Der Witz ist, dass sich der Rest
immer noch sehr gut lesen lässt.
Das wäre ‘ne gute Rede.
Da steht durchaus was drin.
So wurde sie aber nicht gehalten.
Das war ungefähr die Quote.
Ich geb‘ zu, man könnte streiten
über unsere Streichungen.
Applaus
Man könnte streiten über unsere
Streichungen, bei einigen könnte man
argumentieren „ja, da ist ja vielleicht
doch noch ‘ne Information drin
und vielleicht muss man dafür
was anderes streichen“ und so,
aber ich glaube die Quote stimmt ungefähr.
Regierungserklärung!
maha: Wir haben ja uns
darüber lange unterhalten,
also das ist ja schon diskutiert worden.
Kai: Der Witz war: je öfter wir
den Text gelesen haben,
desto mehr haben wir gestrichen.
Lachen
Ein paar Beispiele: Angela Merkel.
Merkel: Liebe Kolleginnen und Kollegen.
Polizei und Nachrichtendienste arbeiten
in Deutschland unter Hochdruck
an der Aufklärung der grausamen Anschläge
und Aufdeckung ihrer
terroristischen Strukturen.
Auch in Deutschland ist
die Bedrohungslage hoch.
Wir gehen allen Hinweisen nach,
und müssen natürlich
– das haben wir letzte Woche
Dienstag gesehen – immer wieder
eine schwierige Abwägung treffen,
zwischen Freiheit und Sicherheit.
Ich will hier ausdrücklich sagen,
auch im Namen der ganzen Bundesregierung,
wir haben Vertrauen in
unsere Sicherheitsbehörden,
dass sie mit Augenmaß handeln.
Und sie brauchen unsere
politische Unterstützung
und die haben sie auch.
Denn anders können
Sicherheitsbehörden nicht handeln.
Applaus im gezeigten Video
Zwei Dinge sind mir sehr wichtig.
Erstens – und da möchte ich mich auch
beim deutschen Bundestag,
bei seiner Mehrheit bedanken –
wir müssen wachsam und wehrhaft sein
und deshalb war es richtig
– und das haben wir schon vor
den Anschlägen beschlossen –
dass wir eine personelle
und technische Verstärkung
unserer Sicherheitsbehörden haben werden.

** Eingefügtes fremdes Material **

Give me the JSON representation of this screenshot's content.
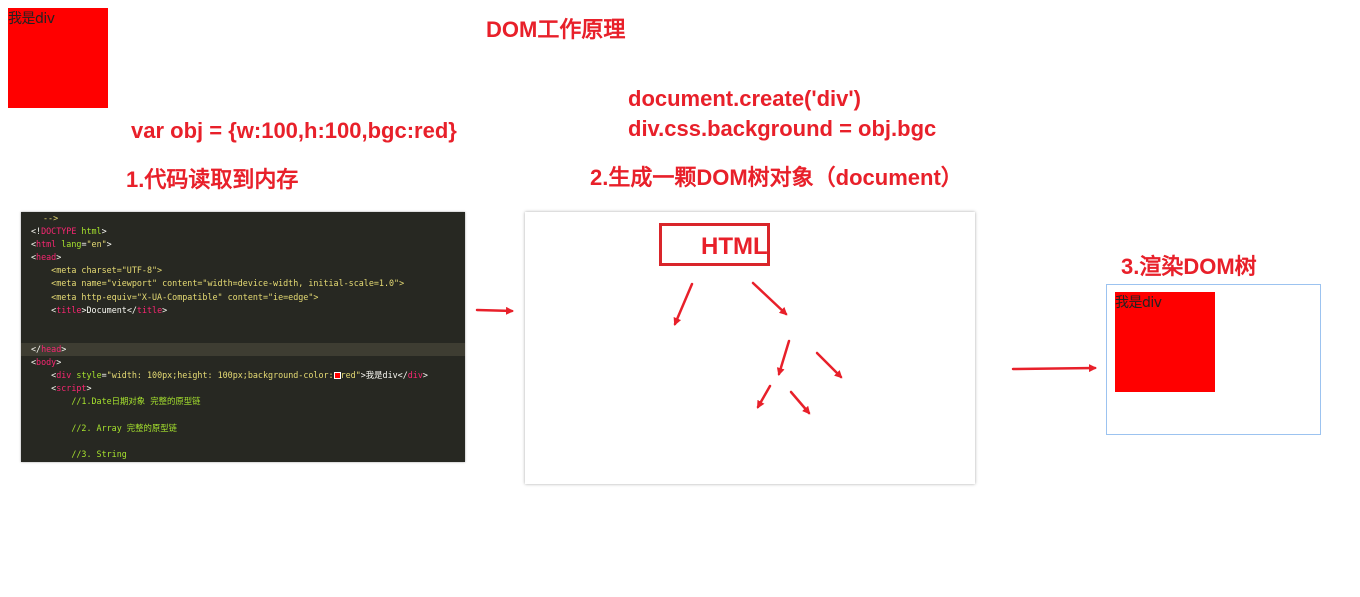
{
  "title": "DOM工作原理",
  "top_div": {
    "text": "我是div",
    "color": "#ff0000"
  },
  "code_snippet": {
    "line1": "document.create('div')",
    "line2": "div.css.background = obj.bgc"
  },
  "var_decl": "var obj = {w:100,h:100,bgc:red}",
  "steps": {
    "step1": "1.代码读取到内存",
    "step2": "2.生成一颗DOM树对象（document）",
    "step3": "3.渲染DOM树"
  },
  "tree_root": "HTML",
  "rendered_div": {
    "text": "我是div",
    "color": "#ff0000"
  },
  "editor": {
    "l0": "-->",
    "l1a": "<!",
    "l1b": "DOCTYPE",
    "l1c": " html",
    "l1d": ">",
    "l2a": "<",
    "l2b": "html",
    "l2c": " lang",
    "l2d": "=",
    "l2e": "\"en\"",
    "l2f": ">",
    "l3a": "<",
    "l3b": "head",
    "l3c": ">",
    "l4": "    <meta charset=\"UTF-8\">",
    "l5": "    <meta name=\"viewport\" content=\"width=device-width, initial-scale=1.0\">",
    "l6": "    <meta http-equiv=\"X-UA-Compatible\" content=\"ie=edge\">",
    "l7a": "    <",
    "l7b": "title",
    "l7c": ">Document</",
    "l7d": "title",
    "l7e": ">",
    "l10a": "</",
    "l10b": "head",
    "l10c": ">",
    "l11a": "<",
    "l11b": "body",
    "l11c": ">",
    "l12a": "    <",
    "l12b": "div",
    "l12c": " style",
    "l12d": "=",
    "l12e": "\"width: 100px;height: 100px;background-color:",
    "l12f": "red\"",
    "l12g": ">我是div</",
    "l12h": "div",
    "l12i": ">",
    "l13a": "    <",
    "l13b": "script",
    "l13c": ">",
    "l14": "        //1.Date日期对象 完整的原型链",
    "l16": "        //2. Array 完整的原型链",
    "l18": "        //3. String"
  },
  "colors": {
    "accent": "#e8202a",
    "editor_bg": "#272822",
    "window_border": "#9cc3f0"
  }
}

Kai: Jetzt kommt der Inhalt.
Merkel: Es gibt 1000 neue Planstellen
im Jahr 2016 für die Bundespolizei,
insgesamt bis 2018
3000 zusätzliche Stellen.
Es werden so genannte
„robuste Einsatzeinheiten“
bei der Bundespolizei aufgebaut,
die so ausgebildet und
ausgestattet sein werden,
dass sie terroristischen
Lagen begegnen können,
und damit unsere Möglichkeiten
in solchen Fällen deutlich erweitern,
über das, was die Landespolizeien
und die GSG9 heute schon kann.
Wir stärken unsere Nachrichtendienste,
investieren unter anderem
in Modernisierung der
technischen Ausstattung,
verstärken das Bundesamt
für Verfassungsschutz
und den Bundesnachrichtendienst
auch personell.
Kai: Hier nochmal der Text.
Was steht da drin?
Ich hab‘s jetzt nicht farblich markiert
um‘s schwerer zu machen.
Da steht drin: „Wir verstärken Polizei
und Nachrichtendienste, und übrigens:
wir haben das schon beschlossen, bevor
diese Terroranschläge in Paris waren.“
Was das jetzt alles mit der Regierungs-
erklärung zur Flüchtlingskrise zu tun hat?
Keine Ahnung.
Wurde aber darin ausführlich besprochen.
Da sind dann so schöne Worte drin wie
„robuste Einsatzeinheiten
der Bundespolizei,
die so ausgebildet und ausgestattet sein
werden, dass sie terroristischen Lagen...“
– da sind sie wieder –
„...begegnen können“.
Das hoffe ich doch, dass sie das können.
Weil sonst wären sie ja sinnlos,
bei terroristischen Lagen.
Wie gesagt: es geht um Flüchtlinge, wir
machen mal weiter, vielleicht kommen wir
ja noch dazu, was die Regierung jetzt
eigentlich zum Thema Flüchtlinge
machen will, weil ich glaube es
interessiert wirklich Menschen.
Weil da kommen viele Leute
und „wie ist denn eigentlich der Plan?“
Also weiter im Text:
Merkel: Sie haben einen
klaren Anspruch darauf,
zu wissen, nach welcher Agenda,
nach welchem Plan die Bundesregierung
an der Bekämpfung der Fluchtursachen,
an den europäischen Maßnahmen
und an den nationalen Maßnahmen arbeitet.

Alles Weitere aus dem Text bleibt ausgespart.